I did PCA on some data and I want to extract the PCA matrix. This is my code (excluding loading the data):
from sklearn.decomposition import PCA
pca = PCA(n_components=5)
pca_result = pca.fit_transform(recon.data.cpu().numpy())
M = pca.components_
I thought that M should be the PCA matrix. However when I print pca_result (first few rows) I get this:
[-21.08167 , -5.67821 , 0.17554353, -0.732398 ,0.04658243],
[-25.936056 , -6.535223 , 0.6887493 , -0.8394666 ,0.06557591],
[-30.755266 , -6.0098953 , 1.1643354 , -0.82322127,0.07585468]

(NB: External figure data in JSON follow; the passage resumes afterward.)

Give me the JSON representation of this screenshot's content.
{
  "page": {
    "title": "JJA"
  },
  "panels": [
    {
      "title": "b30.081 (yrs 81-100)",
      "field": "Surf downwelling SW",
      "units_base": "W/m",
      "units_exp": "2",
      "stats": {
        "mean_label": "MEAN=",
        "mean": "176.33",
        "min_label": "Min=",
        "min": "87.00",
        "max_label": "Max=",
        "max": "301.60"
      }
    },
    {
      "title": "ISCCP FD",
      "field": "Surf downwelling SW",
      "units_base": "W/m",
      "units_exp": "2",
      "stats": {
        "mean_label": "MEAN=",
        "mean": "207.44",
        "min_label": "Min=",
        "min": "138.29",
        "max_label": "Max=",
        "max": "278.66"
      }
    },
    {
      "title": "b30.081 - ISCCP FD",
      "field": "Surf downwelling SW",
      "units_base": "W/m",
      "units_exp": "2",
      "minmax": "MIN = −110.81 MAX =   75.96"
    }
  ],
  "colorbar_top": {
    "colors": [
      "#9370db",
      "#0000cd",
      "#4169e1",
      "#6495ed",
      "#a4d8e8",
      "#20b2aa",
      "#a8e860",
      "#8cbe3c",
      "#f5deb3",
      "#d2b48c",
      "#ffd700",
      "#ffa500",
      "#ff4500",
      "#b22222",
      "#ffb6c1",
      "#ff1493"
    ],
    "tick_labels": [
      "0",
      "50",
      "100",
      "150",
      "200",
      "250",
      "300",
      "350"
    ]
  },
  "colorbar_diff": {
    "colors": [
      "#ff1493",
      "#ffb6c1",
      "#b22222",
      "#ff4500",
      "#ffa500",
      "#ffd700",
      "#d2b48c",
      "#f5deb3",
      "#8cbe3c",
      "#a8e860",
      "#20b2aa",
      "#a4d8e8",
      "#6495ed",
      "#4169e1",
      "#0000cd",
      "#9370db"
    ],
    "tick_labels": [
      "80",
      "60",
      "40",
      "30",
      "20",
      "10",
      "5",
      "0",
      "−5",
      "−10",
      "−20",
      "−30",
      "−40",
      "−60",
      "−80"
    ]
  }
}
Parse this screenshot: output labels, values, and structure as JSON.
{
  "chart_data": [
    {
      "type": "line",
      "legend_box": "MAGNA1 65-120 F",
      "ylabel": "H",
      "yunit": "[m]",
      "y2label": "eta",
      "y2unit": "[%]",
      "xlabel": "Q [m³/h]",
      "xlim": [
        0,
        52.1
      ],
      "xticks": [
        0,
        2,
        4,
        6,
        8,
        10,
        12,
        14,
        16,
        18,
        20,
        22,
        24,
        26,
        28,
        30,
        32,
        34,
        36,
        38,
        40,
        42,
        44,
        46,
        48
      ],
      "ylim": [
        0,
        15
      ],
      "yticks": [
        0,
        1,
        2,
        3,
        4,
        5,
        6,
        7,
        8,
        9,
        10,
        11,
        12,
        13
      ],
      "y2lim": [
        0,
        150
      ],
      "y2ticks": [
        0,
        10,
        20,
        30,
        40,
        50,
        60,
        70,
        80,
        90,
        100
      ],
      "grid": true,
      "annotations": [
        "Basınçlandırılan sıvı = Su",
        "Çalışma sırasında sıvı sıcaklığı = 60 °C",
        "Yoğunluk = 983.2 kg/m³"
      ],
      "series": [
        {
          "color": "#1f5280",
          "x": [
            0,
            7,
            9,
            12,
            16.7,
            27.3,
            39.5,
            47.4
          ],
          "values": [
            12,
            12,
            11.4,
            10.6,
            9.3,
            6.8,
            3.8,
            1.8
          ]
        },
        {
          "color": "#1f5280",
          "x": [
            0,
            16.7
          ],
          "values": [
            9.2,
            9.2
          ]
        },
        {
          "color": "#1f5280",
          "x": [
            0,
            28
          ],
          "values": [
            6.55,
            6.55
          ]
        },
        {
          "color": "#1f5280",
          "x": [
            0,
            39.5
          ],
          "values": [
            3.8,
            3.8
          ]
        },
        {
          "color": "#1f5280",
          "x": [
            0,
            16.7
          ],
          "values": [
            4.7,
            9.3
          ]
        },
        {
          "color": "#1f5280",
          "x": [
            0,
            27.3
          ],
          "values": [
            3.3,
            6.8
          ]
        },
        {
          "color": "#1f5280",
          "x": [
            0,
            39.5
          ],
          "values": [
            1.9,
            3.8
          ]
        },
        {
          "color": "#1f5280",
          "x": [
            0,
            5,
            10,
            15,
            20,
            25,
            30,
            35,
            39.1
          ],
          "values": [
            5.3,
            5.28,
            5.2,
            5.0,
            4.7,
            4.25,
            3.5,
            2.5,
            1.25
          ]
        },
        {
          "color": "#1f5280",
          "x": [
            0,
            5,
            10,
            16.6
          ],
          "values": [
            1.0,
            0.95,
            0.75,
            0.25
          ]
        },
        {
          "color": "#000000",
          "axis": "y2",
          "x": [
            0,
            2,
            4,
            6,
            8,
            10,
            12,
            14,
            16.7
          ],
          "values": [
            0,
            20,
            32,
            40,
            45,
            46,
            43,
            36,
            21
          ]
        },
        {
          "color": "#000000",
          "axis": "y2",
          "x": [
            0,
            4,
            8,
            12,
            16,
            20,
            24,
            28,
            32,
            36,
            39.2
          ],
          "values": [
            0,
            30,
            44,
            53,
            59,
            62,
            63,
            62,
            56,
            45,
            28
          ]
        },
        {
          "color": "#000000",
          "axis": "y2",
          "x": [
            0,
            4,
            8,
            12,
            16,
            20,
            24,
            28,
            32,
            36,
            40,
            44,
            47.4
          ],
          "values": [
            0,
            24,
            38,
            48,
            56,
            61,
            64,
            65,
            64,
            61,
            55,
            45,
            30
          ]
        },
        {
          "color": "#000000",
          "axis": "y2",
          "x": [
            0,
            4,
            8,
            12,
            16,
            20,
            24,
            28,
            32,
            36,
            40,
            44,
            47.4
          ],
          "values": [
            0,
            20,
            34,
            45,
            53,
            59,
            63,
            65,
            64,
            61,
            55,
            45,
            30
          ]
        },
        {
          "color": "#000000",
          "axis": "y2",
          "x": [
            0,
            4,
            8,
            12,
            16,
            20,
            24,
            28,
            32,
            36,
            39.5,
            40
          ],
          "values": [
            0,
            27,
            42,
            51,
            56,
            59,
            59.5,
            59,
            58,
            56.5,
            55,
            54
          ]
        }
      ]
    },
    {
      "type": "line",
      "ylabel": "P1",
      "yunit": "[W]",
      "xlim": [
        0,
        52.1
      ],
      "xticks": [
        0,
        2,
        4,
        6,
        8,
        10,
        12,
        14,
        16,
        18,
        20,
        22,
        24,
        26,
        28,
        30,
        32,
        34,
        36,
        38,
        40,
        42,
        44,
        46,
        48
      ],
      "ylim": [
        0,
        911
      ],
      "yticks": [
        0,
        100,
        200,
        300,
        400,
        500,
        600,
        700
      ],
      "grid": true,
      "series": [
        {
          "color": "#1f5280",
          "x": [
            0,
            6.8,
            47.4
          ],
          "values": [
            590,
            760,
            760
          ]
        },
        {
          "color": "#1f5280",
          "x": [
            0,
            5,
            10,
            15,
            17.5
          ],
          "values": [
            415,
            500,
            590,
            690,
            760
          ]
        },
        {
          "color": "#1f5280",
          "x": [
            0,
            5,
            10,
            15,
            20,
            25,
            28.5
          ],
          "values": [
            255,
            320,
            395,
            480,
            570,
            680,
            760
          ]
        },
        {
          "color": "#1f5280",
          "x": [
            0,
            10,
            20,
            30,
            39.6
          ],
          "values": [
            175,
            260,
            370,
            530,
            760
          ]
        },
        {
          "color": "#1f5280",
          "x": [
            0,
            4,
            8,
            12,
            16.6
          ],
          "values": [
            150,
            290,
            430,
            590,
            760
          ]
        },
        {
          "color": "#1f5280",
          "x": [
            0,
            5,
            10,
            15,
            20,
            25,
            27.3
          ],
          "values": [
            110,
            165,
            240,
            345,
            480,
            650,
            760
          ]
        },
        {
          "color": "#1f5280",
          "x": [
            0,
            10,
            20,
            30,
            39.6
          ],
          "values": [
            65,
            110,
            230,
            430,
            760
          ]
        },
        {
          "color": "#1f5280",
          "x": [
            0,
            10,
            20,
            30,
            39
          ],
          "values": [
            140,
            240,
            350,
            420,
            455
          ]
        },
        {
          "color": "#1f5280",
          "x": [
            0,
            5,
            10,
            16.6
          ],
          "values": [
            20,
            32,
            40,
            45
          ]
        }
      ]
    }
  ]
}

But when I print np.transpose(np.matmul(M,np.transpose(recon))), I get this:
[-27.78438 , -2.5913327 , 0.87771094, -1.0819707 ,0.1037216 ],
[-32.63887 , -3.4483302 , 1.3909296 , -1.1890743 ,0.12274324],
[-37.45802 , -2.9229708 , 1.8665184 , -1.1728177 ,0.13301012]
What am I doing wrong and how do I get the actual PCA matrix? Thank you!
in a PCA you go from an n-dimensional space to a different (rotated) n-dimensional space. This change is done using an nxn matrix
This is indeed the matrix returned by pca.components_; when multiplied by the PCA-transformed data it gives the reconstruction of the original data X.
Here is a demonstration with the iris data:
import numpy as np
from sklearn.decomposition import PCA
from sklearn.datasets import load_iris
X = load_iris().data
mu = np.mean(X, axis=0) # mean value
pca = PCA()
X_pca = pca.fit_transform(X)
M = pca.components_
M
# result:
array([[ 0.36138659, -0.08452251, 0.85667061, 0.3582892 ],
[ 0.65658877, 0.73016143, -0.17337266, -0.07548102],
[-0.58202985, 0.59791083, 0.07623608, 0.54583143],
[-0.31548719, 0.3197231 , 0.47983899, -0.75365743]])
i.e. a 4x4 matrix indeed (the iris data have 4 features).
Let's reconstruct the original data using all PCs:
X_hat = np.matmul(X_pca, M)
X_hat = X_hat + mu # add back the mean
print(X_hat[0]) # reconstructed
print(X_[0]) # original
Result:
[5.1 3.5 1.4 0.2]
[5.1 3.5 1.4 0.2]
i.e. perfect reconstruction.
Reconstructing with fewer PCs, let's say 2 (out of 4):
n_comp = 2
X_hat2 = np.matmul(X_pca[:,:n_comp], pca.components_[:n_comp,:])
X_hat2 = X_hat2 + mu
print(X_hat2[0])
Result:
[5.08303897 3.51741393 1.40321372 0.21353169]
i.e. a less accurate reconstruction, as we should expect due to the truncation in used PCs (2 instead of all 4).
(Code adapted from the great thread How to reverse PCA and reconstruct original variables from several principal components? at Cross Validated.)